Sea Force tops Tattersalls July Sale, headed for Bahrain campaign
Sea Force fetched 170,000 guineas at Tattersalls and is set for Bahrain, where Jaber Ramadhan is eyeing the Turf Series and a mile test.

Sea Force topped the third and final day of the Tattersalls July Sale in Newmarket, selling for 170,000 guineas and leaving the ring bound for Bahrain. The four-year-old gelding by Sea The Stars had already won twice for William Haggas and Sheikh Rashid Dalmook Al Maktoum, and his peak Racing Post Rating of 102 gave the buyer a horse with proven form rather than a speculative gamble.
Bahrain-based trainer Jaber Ramadhan secured Sea Force under JS Bloodstock on behalf of owner Hasan Alajmi, with the purchase made late in the evening from William Haggas’ Somerville Lodge. Ramadhan said the team had been tracking the horse for months before stepping in. “We’ve been following him for the past two or three months,” he said, a line that underlined how targeted the move was for a horse already showing enough class to win and compete at a higher level.

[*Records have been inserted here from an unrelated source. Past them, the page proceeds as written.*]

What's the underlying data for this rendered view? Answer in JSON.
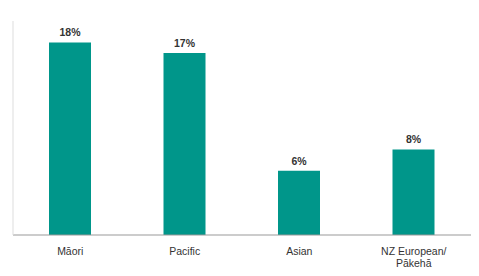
{
  "chart_data": {
    "type": "bar",
    "categories": [
      "Māori",
      "Pacific",
      "Asian",
      "NZ European/ Pākehā"
    ],
    "values": [
      18,
      17,
      6,
      8
    ],
    "value_labels": [
      "18%",
      "17%",
      "6%",
      "8%"
    ],
    "color": "#00968a",
    "ylim": [
      0,
      20
    ],
    "yticks": [],
    "data_labels": true,
    "tick_labels": "x",
    "grid": false
  }
}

That profile is exactly why the sale matters beyond the Tattersalls ledger. Sea Force is not just changing hands, he is changing campaign, from a strong British yard into a Bahrain programme that has become more ambitious by the season. Ramadhan said the horse could go toward the Bahrain Turf Series once he has been refreshed and prepared, and the mile trip looks a natural fit for a gelding whose best figure came from already solid European form. BloodHorse put the price at about US$239,261 using a rate of 1 guinea to US$1.39.
The calendar in Bahrain gives the move real stakes. The 2026-27 Bahrain Turf Series begins on December 18 and includes races in all three divisions, with each race worth $80,000 apart from the final round at the King’s Cup Festival in March, where the purse rises to $100,000. Bahrain’s flagship Bahrain International Trophy has also been upgraded to Group 1 status for 2026 and carries a $1.5 million purse, a sign that the local pattern is drawing better horses and more serious international intent. Sea Force now fits that picture: a proven, well-related horse with enough ability to matter in Bahrain’s expanding winter and spring scene.

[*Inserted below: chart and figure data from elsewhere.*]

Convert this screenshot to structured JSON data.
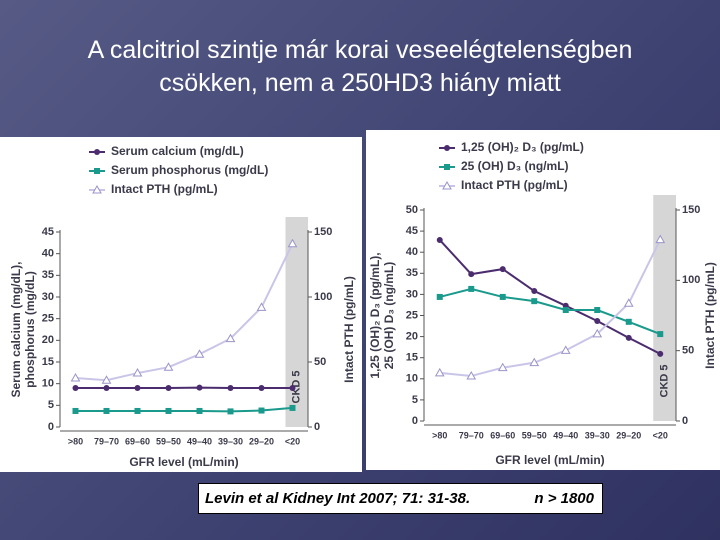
{
  "title": "A calcitriol szintje már korai veseelégtelenségben csökken, nem a 250HD3 hiány miatt",
  "citation": "Levin et al Kidney Int 2007; 71: 31-38.",
  "sample": "n > 1800",
  "chart_data": [
    {
      "type": "line",
      "categories": [
        ">80",
        "79–70",
        "69–60",
        "59–50",
        "49–40",
        "39–30",
        "29–20",
        "<20"
      ],
      "series": [
        {
          "name": "Serum calcium (mg/dL)",
          "color": "#4b2c6e",
          "marker": "circle",
          "values": [
            9.0,
            9.0,
            9.0,
            9.0,
            9.1,
            9.0,
            9.0,
            9.0
          ]
        },
        {
          "name": "Serum phosphorus (mg/dL)",
          "color": "#1a9a8c",
          "marker": "square",
          "values": [
            3.7,
            3.7,
            3.7,
            3.7,
            3.7,
            3.6,
            3.8,
            4.4
          ]
        },
        {
          "name": "Intact PTH (pg/mL)",
          "color": "#b8b3dd",
          "marker": "triangle",
          "axis": "y2",
          "values": [
            37.7,
            36,
            41.5,
            46,
            56,
            68,
            92,
            141
          ]
        }
      ],
      "ylim": [
        0,
        45
      ],
      "yticks": [
        0,
        5,
        10,
        15,
        20,
        25,
        30,
        35,
        40,
        45
      ],
      "y2lim": [
        0,
        150
      ],
      "y2ticks": [
        0,
        50,
        100,
        150
      ],
      "ylabel": [
        "Serum calcium (mg/dL),",
        "phosphorus (mg/dL)"
      ],
      "y2label": "Intact PTH (pg/mL)",
      "xlabel": "GFR level (mL/min)",
      "band_label": "CKD 5"
    },
    {
      "type": "line",
      "categories": [
        ">80",
        "79–70",
        "69–60",
        "59–50",
        "49–40",
        "39–30",
        "29–20",
        "<20"
      ],
      "series": [
        {
          "name": "1,25 (OH)₂ D₃ (pg/mL)",
          "color": "#4b2c6e",
          "marker": "circle",
          "values": [
            42.9,
            34.8,
            36.0,
            30.8,
            27.3,
            23.7,
            19.7,
            15.9
          ]
        },
        {
          "name": "25 (OH) D₃ (ng/mL)",
          "color": "#1a9a8c",
          "marker": "square",
          "values": [
            29.4,
            31.3,
            29.4,
            28.4,
            26.3,
            26.3,
            23.5,
            20.6
          ]
        },
        {
          "name": "Intact PTH (pg/mL)",
          "color": "#b8b3dd",
          "marker": "triangle",
          "axis": "y2",
          "values": [
            34.2,
            32,
            37.9,
            41.5,
            50.2,
            61.9,
            83.7,
            128.9
          ]
        }
      ],
      "ylim": [
        0,
        50
      ],
      "yticks": [
        0,
        5,
        10,
        15,
        20,
        25,
        30,
        35,
        40,
        45,
        50
      ],
      "y2lim": [
        0,
        150
      ],
      "y2ticks": [
        0,
        50,
        100,
        150
      ],
      "ylabel": [
        "1,25 (OH)₂ D₃ (pg/mL),",
        "25 (OH) D₃ (ng/mL)"
      ],
      "y2label": "Intact PTH (pg/mL)",
      "xlabel": "GFR level (mL/min)",
      "band_label": "CKD 5"
    }
  ]
}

Tattersalls said the sale catalog was down 20 percent from the previous year, while aggregate turnover reached 13,837,500 guineas, down 18 percent. The clearance rate improved to 91 percent, later rising to 93 percent for the closing session, and the next highest lot on the day was Comical Point at 140,000 guineas. In a sale built around horses with immediate racing purpose, Sea Force stood out as the one with the clearest road map ahead.